If you go and read the code for activate, it does a number of things:

  1. It figures out what shell you’re running.
  2. It adds a deactivate function to your shell, and messes around with pydoc.
  3. It changes the shell prompt to include the virtualenv name.
  4. It unsets the PYTHONHOME environment variable, if someone happened to set it.
  5. It sets two environment variables: VIRTUAL_ENV and PATH.

The first four are basically irrelevant to Docker usage, so that just leaves the last item.Most of the time VIRTUAL_ENV has no effect, but some tools—e.g. the poetry packaging tool—use it to detect whether you’re running inside a virtualenv.

The most important part is setting PATH: PATH is a list of directories which are searched for commands to run.activate simply adds the virtualenv’s bin/ directory to the start of the list.

We can replace activate by setting the appropriate environment variables: Docker’s ENV command applies both subsequent RUNs as well as to the CMD.

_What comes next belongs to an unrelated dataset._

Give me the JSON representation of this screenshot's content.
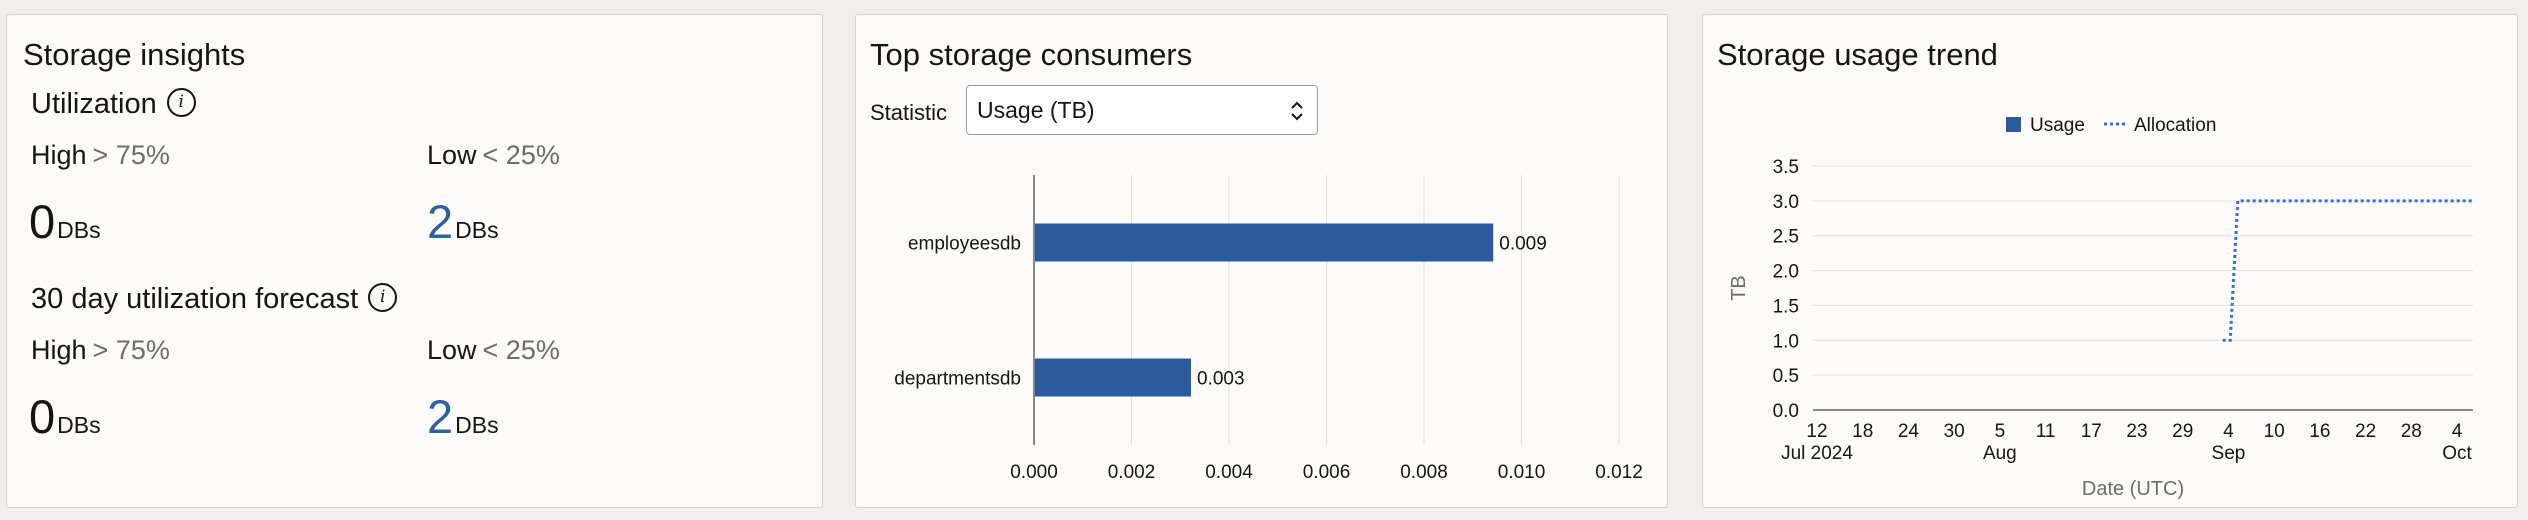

The result is the following Dockerfile:

The virtualenv now automatically works for both RUN and CMD, without any repetition or need to remember anything.

Software isn’t magic

Pip Install Inside Dockerfile

And there you have it: a version that is as simple as our original, broken version, but actually does the right thing.No repetition, and less scope for error.

Pip Install Inside Docker Download

When something seems needlessly complex, dig in and figures out how it works.The software you’re using might be simpler (or more simplistic) than you think, and with a little work you might come up with a more elegant solution.